Вздохнув еще раз, Иннокентий Владленович взял в руки мобильный телефон, присел на край огромной кровати с балдахином, и открыл вкладку «контакты». Его одолевали сомнения. Большие сомнения. Его одолевал страх. У-у-у, какой страх его одолевал! Куда-то делась решительность. Он был так уверен, что всё будет легко, что всё произойдет быстро и легко! Куда делась его уверенность!? И почему задрожали руки? И куда, черт подери, он засунул очки? Сколько сейчас времени? Какой сегодня день недели?

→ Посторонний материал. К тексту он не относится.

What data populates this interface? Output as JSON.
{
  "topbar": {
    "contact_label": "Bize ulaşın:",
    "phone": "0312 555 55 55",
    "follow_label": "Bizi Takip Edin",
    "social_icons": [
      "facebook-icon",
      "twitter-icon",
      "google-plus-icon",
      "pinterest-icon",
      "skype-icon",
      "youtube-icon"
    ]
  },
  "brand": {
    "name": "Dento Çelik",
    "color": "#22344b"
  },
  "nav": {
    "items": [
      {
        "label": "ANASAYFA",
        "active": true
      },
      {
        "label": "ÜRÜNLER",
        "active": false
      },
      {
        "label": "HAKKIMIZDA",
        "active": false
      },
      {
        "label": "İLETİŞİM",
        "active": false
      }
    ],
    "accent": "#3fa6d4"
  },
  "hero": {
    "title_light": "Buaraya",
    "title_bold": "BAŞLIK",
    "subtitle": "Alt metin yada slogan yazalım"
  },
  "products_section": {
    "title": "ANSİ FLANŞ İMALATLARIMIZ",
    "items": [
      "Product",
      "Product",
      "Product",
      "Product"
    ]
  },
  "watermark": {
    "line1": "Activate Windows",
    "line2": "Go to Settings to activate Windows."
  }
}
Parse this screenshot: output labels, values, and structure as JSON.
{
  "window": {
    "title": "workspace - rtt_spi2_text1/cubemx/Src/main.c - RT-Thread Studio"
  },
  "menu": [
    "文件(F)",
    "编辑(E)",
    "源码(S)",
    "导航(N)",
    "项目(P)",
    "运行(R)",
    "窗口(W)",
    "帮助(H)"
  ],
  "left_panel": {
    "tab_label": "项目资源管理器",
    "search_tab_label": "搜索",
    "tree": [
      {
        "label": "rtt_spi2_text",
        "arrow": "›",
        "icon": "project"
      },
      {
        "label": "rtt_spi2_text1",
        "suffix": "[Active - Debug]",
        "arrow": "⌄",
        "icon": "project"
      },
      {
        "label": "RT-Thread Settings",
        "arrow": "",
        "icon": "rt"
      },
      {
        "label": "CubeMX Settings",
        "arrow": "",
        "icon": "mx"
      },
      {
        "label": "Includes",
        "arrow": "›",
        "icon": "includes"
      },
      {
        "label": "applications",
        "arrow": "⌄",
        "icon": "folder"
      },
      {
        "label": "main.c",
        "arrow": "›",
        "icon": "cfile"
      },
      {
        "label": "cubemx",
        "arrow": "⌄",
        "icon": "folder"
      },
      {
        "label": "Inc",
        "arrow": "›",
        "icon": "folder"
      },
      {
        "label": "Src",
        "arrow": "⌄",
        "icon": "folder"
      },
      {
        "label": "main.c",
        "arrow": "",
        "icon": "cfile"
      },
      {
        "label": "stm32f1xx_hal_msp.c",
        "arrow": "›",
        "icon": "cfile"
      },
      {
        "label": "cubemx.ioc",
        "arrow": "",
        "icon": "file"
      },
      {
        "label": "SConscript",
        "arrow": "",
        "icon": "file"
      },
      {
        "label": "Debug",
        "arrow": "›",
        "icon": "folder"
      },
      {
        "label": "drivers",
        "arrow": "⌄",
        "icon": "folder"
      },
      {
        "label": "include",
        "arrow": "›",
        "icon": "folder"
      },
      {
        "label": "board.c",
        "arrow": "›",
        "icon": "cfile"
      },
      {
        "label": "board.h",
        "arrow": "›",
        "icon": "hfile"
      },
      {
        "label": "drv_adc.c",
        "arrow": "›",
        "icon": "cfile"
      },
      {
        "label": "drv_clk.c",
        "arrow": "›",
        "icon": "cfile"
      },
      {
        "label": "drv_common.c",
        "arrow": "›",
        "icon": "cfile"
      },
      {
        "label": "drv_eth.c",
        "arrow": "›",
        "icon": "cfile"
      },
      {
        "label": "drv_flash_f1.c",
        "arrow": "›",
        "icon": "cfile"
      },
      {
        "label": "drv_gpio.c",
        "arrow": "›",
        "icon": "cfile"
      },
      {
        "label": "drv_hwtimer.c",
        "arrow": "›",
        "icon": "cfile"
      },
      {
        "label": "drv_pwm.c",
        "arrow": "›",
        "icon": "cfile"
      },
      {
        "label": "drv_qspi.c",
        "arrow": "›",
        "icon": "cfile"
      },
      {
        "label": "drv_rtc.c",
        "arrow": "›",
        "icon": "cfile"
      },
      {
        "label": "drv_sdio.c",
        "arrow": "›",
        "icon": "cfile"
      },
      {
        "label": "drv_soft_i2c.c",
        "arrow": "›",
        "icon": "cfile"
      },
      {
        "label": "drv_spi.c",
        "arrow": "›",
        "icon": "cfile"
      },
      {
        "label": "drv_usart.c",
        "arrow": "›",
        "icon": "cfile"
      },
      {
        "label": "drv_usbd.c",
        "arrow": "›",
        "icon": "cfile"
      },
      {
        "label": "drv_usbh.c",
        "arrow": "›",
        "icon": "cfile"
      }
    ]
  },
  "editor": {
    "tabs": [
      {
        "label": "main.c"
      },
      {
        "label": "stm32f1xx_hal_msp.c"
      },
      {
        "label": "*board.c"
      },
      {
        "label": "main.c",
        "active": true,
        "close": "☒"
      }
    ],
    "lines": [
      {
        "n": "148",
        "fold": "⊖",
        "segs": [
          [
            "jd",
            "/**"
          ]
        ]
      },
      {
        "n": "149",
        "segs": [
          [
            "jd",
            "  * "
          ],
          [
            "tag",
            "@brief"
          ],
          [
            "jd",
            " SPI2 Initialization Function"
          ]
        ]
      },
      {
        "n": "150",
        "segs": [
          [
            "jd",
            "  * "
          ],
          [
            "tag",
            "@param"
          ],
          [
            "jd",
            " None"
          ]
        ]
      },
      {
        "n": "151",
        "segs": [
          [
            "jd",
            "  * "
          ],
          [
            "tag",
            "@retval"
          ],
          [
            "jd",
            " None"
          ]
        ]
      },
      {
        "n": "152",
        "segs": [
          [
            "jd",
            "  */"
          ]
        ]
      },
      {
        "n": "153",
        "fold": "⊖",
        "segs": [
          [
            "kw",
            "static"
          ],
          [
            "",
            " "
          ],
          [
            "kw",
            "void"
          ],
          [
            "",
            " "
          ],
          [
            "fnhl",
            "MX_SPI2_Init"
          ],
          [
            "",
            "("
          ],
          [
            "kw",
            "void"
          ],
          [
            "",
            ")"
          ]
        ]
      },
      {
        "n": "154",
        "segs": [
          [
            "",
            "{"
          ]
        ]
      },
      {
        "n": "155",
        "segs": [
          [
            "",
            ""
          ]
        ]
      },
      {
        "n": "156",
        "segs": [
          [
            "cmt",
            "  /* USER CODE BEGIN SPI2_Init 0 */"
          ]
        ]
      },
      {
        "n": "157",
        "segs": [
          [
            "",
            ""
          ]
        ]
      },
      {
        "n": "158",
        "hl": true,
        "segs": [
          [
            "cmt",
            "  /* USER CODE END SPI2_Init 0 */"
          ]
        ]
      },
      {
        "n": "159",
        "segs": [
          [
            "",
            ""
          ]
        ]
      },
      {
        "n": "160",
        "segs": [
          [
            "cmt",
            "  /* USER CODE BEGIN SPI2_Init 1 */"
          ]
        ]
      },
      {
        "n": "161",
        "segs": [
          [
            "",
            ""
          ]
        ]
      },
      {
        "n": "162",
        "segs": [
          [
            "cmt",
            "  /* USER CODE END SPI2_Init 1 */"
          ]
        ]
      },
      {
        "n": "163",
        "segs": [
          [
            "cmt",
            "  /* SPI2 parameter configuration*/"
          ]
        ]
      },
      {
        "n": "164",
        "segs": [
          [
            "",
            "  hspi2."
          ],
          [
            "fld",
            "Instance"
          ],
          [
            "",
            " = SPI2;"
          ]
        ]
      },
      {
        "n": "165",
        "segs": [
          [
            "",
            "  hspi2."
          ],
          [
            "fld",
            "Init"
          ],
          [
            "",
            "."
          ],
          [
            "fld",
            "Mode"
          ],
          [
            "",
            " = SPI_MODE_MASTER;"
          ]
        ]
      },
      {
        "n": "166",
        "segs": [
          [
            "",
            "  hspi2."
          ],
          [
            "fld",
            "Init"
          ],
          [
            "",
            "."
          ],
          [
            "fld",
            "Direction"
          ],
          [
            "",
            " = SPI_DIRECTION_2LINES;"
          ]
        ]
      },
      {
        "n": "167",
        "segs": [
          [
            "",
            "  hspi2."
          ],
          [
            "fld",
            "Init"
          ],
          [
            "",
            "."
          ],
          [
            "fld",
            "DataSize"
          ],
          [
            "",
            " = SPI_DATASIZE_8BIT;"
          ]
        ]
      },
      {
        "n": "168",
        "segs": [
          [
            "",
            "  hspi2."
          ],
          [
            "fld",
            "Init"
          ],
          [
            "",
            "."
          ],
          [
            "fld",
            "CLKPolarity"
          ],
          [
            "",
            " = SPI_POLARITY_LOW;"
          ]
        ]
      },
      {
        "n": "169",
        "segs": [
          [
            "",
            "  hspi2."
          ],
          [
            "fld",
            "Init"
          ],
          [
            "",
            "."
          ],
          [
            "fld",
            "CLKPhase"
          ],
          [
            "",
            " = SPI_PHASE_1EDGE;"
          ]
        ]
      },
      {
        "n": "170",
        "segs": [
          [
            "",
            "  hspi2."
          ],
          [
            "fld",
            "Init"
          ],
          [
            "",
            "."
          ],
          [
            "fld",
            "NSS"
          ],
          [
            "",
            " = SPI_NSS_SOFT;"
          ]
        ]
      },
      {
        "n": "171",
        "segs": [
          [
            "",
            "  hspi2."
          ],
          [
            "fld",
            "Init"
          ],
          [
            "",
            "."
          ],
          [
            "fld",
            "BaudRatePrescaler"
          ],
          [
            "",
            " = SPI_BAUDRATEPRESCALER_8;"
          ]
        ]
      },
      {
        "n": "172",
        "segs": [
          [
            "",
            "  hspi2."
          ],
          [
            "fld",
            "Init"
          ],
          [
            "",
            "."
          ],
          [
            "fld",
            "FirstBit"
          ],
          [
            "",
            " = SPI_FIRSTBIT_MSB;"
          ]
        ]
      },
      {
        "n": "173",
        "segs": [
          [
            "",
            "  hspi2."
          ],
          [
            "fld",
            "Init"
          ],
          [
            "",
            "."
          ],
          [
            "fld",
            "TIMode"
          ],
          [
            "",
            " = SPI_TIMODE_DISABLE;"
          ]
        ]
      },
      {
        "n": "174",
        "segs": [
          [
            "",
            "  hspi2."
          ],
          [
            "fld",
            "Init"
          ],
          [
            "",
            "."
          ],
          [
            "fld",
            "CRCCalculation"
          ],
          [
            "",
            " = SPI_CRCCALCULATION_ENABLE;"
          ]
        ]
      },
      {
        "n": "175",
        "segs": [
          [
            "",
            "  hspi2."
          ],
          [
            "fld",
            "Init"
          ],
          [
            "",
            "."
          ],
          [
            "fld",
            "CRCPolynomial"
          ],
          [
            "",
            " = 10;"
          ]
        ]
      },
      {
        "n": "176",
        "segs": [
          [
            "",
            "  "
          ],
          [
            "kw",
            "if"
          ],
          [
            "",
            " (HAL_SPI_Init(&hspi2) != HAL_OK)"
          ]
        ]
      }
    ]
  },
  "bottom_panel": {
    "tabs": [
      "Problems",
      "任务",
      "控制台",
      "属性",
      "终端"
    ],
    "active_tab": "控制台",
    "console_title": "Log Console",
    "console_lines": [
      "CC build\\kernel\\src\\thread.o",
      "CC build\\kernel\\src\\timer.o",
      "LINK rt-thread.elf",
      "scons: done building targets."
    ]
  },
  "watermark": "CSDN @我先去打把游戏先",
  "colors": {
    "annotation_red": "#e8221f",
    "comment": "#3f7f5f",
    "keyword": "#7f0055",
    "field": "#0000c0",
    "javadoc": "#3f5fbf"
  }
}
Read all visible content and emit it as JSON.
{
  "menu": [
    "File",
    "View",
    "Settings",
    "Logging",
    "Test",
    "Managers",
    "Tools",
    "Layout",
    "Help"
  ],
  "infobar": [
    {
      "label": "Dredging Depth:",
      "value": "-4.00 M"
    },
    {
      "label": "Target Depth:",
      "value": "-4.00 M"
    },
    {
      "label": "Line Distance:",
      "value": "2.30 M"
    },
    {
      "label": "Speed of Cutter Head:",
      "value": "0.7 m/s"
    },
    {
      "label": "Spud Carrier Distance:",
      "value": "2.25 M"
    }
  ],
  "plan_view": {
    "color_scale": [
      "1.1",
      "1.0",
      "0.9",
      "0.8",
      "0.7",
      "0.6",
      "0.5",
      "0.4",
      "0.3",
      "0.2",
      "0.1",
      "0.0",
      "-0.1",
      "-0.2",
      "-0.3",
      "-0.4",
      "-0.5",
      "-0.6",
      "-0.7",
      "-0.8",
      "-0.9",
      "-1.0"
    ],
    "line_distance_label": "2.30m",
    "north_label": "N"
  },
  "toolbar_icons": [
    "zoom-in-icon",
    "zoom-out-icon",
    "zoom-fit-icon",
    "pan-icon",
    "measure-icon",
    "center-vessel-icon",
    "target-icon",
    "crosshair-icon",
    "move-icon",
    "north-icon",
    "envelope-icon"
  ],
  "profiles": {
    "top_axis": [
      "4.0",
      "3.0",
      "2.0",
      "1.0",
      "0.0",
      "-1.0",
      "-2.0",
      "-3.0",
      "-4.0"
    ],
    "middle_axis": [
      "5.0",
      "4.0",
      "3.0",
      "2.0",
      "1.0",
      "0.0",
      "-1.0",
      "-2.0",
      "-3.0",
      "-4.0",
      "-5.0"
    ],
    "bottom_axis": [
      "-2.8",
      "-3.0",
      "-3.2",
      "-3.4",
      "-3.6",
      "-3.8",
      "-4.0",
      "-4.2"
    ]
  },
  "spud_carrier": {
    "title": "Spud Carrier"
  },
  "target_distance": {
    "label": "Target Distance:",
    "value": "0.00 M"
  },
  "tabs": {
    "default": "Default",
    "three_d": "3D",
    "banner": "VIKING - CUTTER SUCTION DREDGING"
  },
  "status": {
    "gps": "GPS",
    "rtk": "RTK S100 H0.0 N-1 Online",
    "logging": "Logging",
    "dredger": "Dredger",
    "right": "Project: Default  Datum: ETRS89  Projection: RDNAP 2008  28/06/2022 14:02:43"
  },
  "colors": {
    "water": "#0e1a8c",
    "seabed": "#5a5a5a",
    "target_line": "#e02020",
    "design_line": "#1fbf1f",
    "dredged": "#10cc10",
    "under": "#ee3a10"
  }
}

Спать! Он будет спать так долго, сколько сможет. А потом он проснется и позвонит Валентине. Как-нибудь потом. Может быть, завтра… Или послезавтра… Или не позвонит… Он слишком стар и одинок для серьезных отношений. Он слишком долго жил один… Он боится старости? Одиночество не пугает его сейчас. Но ему скоро будет… много лет. Кто знает, каково быть одиноким в старости?.. Кто знает, как трудно в старости привыкать к другому человеку рядом? А кто еще не знает, что невозможно изменить взрослого человека? Кто может быть уверенным, что научится терпеть чужие привычки?
Иннокентий положил мобильный телефон на пол и лег спать. Собственно говоря, Иннокентий понял, что он трус. И он погрузился в сон, надеясь опять встретиться там с Валентиной Нефедовой.
Мимо пролетали мгновения. Они уже не вернутся. Никогда.